Sunday, January 23rd, 2011

This year has got off to a quiet, gentle start. This is mainly the result of my back injury – which is healing nicely, thank you for asking – but also I’ve been working quite a lot, which keeps me at home and stops me accepting many invitations. Not being able to do sport at the moment, apart from driving me slightly bonkers, has also given me the gift of several hours times every week.

My days are spent quietly going about my business in a calm and gentle way. Just so long as the teenagers aren’t home. Then it’s a whole different story.

Decluttering has long been a theme of mine and over the last few weeks I’ve been gradually getting down to it. Almost without noticing. A drawer here and there mounts up over a week or so. It’s true what they say: ‘slow and steady wins the race’. I’m loving the slowly growing feeling that I’m organized and the space that dumping the junk gives me. It’s like a breath of fresh spring air in the middle of winter and is right up there on the pleasure stakes along with a bunch of the first daffodils of the year. It doesn’t take much to raise my spirits and it’s free too!

My biggest bugbear is my cellar. The front half is ‘mine’, ostensibly freezer and foodstuffs and odds and ends waiting for recycling or trips to the church storage room for bazaar junk. It’s slowly starting to look better. I can open the door and the food has stopped falling off the shelves. Jams are lined up with jams, tins with other tins. I can see what I have and moreover, what I don’t need to go out and buy. All the out of date stuff has been dumped. I have a system!

The back of the cellar ‘belongs’ to my nearest and dearest. And it’s scary. To reach the shelves at the back, which look like a whole load of old electrical equipment has just been thrown at them, requires mountaineering. With ropes and crampons. Totally impossible for small people like me to reach anything that’s back there. And my husband doesn’t do clearing up or throwing away. Just doesn’t. Never has. Frankly I don’t dare touch anything, even if I could reach it in the first place, and I really,really hate looking at it all.  I think putting up a curtain to hide it – even if I could – might compound the problem. I tweak it occasionally. Move boxes a little so they are more his side than mine.

To be honest I don’t see a solution, so I’m trying to close my mind to it.

And focus on changing the things I can change and not those I can’t. Which I think is probably a good way to live life.

Helen

2 Responses to “Gently decluttering”

  1. CarlaHR Says:

    Good morning Helen, I am in total agreement, it feels so good to clear out things we no longer need – I had a good clean out last year and should probably tackle it again. I did do my spices the other day and got rid of a lot that were out of date. The only things my husband hordes are books and maps – he has even stolen a bookcase in my sewing room.

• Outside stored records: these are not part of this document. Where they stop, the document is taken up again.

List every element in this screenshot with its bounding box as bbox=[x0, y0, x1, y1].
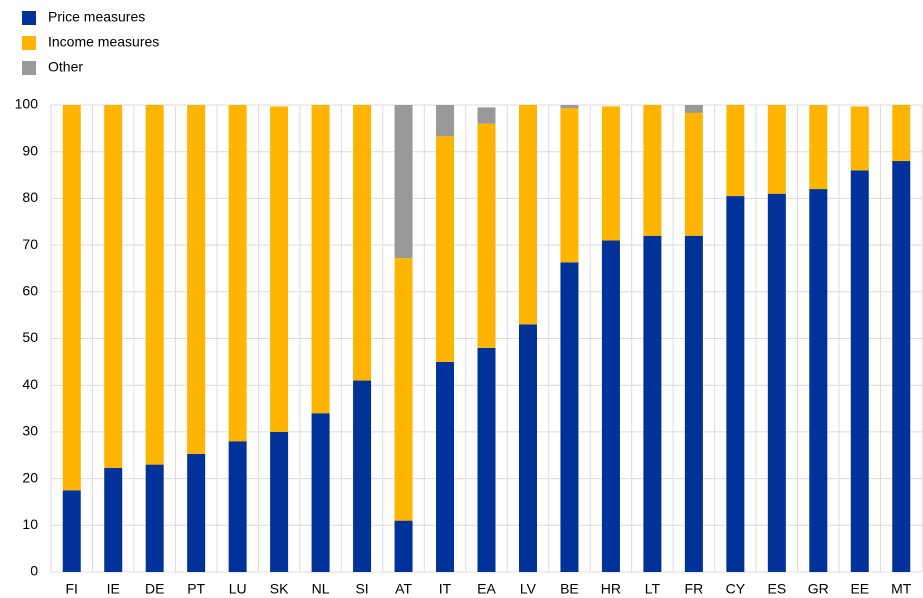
bar-segment bbox=[187, 453, 206, 572]
bar-segment bbox=[62, 490, 81, 572]
bar-segment bbox=[104, 105, 123, 468]
x-tick-label: DE bbox=[145, 581, 164, 597]
legend-swatch bbox=[22, 11, 36, 25]
bar-segment bbox=[394, 258, 413, 521]
bar-segment bbox=[684, 112, 703, 236]
y-tick-label: 10 bbox=[22, 516, 38, 532]
bar-segment bbox=[477, 107, 496, 124]
bar-segment bbox=[643, 235, 662, 572]
bar-segment bbox=[145, 464, 164, 572]
y-tick-label: 50 bbox=[22, 329, 38, 345]
legend-swatch bbox=[22, 36, 36, 50]
x-tick-label: EA bbox=[477, 581, 496, 597]
x-tick-label: HR bbox=[601, 581, 621, 597]
bar-segment bbox=[726, 105, 745, 197]
x-tick-label: ES bbox=[767, 581, 786, 597]
x-tick-label: GR bbox=[808, 581, 829, 597]
x-tick-label: BE bbox=[560, 581, 579, 597]
y-tick-label: 40 bbox=[22, 376, 38, 392]
x-tick-label: IT bbox=[439, 581, 452, 597]
y-tick-label: 80 bbox=[22, 189, 38, 205]
bar-segment bbox=[436, 361, 455, 572]
x-tick-label: IE bbox=[107, 581, 120, 597]
bar-segment bbox=[228, 441, 247, 572]
x-tick-label: NL bbox=[312, 581, 330, 597]
x-tick-label: CY bbox=[726, 581, 746, 597]
bar-segment bbox=[684, 235, 703, 572]
x-tick-label: LT bbox=[645, 581, 661, 597]
x-tick-label: MT bbox=[891, 581, 912, 597]
bar-segment bbox=[436, 105, 455, 137]
bar-segment bbox=[353, 380, 372, 572]
bar-segment bbox=[601, 106, 620, 241]
bar-segment bbox=[394, 520, 413, 572]
bar-segment bbox=[850, 170, 869, 572]
bar-segment bbox=[270, 106, 289, 432]
bar-segment bbox=[643, 105, 662, 236]
bar-segment bbox=[560, 108, 579, 263]
bar-segment bbox=[477, 123, 496, 348]
bar-segment bbox=[477, 347, 496, 572]
x-tick-label: SI bbox=[355, 581, 368, 597]
y-tick-label: 60 bbox=[22, 283, 38, 299]
bar-segment bbox=[270, 431, 289, 572]
bar-segment bbox=[394, 105, 413, 259]
bar-segment bbox=[809, 189, 828, 572]
bar-segment bbox=[726, 196, 745, 572]
bar-segment bbox=[767, 193, 786, 573]
bar-segment bbox=[311, 413, 330, 572]
legend-swatch bbox=[22, 61, 36, 75]
bar-segment bbox=[684, 105, 703, 113]
x-tick-label: EE bbox=[850, 581, 869, 597]
bar-segment bbox=[850, 106, 869, 171]
x-tick-label: FI bbox=[66, 581, 78, 597]
legend-label: Income measures bbox=[48, 34, 159, 50]
bar-segment bbox=[809, 105, 828, 190]
bar-segment bbox=[518, 324, 537, 572]
x-tick-label: FR bbox=[685, 581, 704, 597]
y-tick-label: 20 bbox=[22, 469, 38, 485]
y-tick-label: 100 bbox=[15, 96, 39, 112]
x-tick-label: LU bbox=[229, 581, 247, 597]
bar-segment bbox=[104, 467, 123, 572]
x-tick-label: LV bbox=[520, 581, 537, 597]
bar-segment bbox=[353, 105, 372, 381]
y-tick-label: 0 bbox=[30, 563, 38, 579]
bar-segment bbox=[560, 262, 579, 572]
bar-segment bbox=[311, 105, 330, 414]
y-tick-label: 70 bbox=[22, 236, 38, 252]
bar-segment bbox=[436, 136, 455, 362]
bar-segment bbox=[892, 105, 911, 162]
x-tick-label: AT bbox=[395, 581, 412, 597]
x-tick-label: SK bbox=[270, 581, 289, 597]
bar-segment bbox=[892, 161, 911, 573]
y-tick-label: 90 bbox=[22, 142, 38, 158]
legend-label: Other bbox=[48, 59, 83, 75]
bar-segment bbox=[601, 240, 620, 572]
legend-label: Price measures bbox=[48, 9, 145, 25]
bar-segment bbox=[767, 105, 786, 194]
bar-segment bbox=[145, 105, 164, 465]
bar-segment bbox=[228, 105, 247, 442]
x-tick-label: PT bbox=[187, 581, 205, 597]
bar-segment bbox=[187, 105, 206, 454]
bar-segment bbox=[518, 105, 537, 325]
bar-segment bbox=[560, 105, 579, 109]
y-tick-label: 30 bbox=[22, 423, 38, 439]
bar-segment bbox=[62, 105, 81, 491]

I must admit that he keeps things tidy but those rolls of maps do get in the way when I want to do a good cleaning – the only thing I do in his office is vacuum and dust when things get out of hand.
    Glad to hear that your back is healing – as you say this enforced quiet has produced good results.
    I’m staying put today – the temperature is -31 – BRR.

  2. Vreni Says:

    Isn’t it strange that in most marriages one of the partners is a hoarder while the other isn’t. I won’t tell you what I am, but I’ve been spotted going to the garbage and take stuff back into the house which my “other half” has put there. It’s pathetic, I know but I’m working on it! And I must say, I’m getting better, especially since I don’t have as much space as I used to have. Getting rid of stuff really clears the mind, never though so, but it’s really true.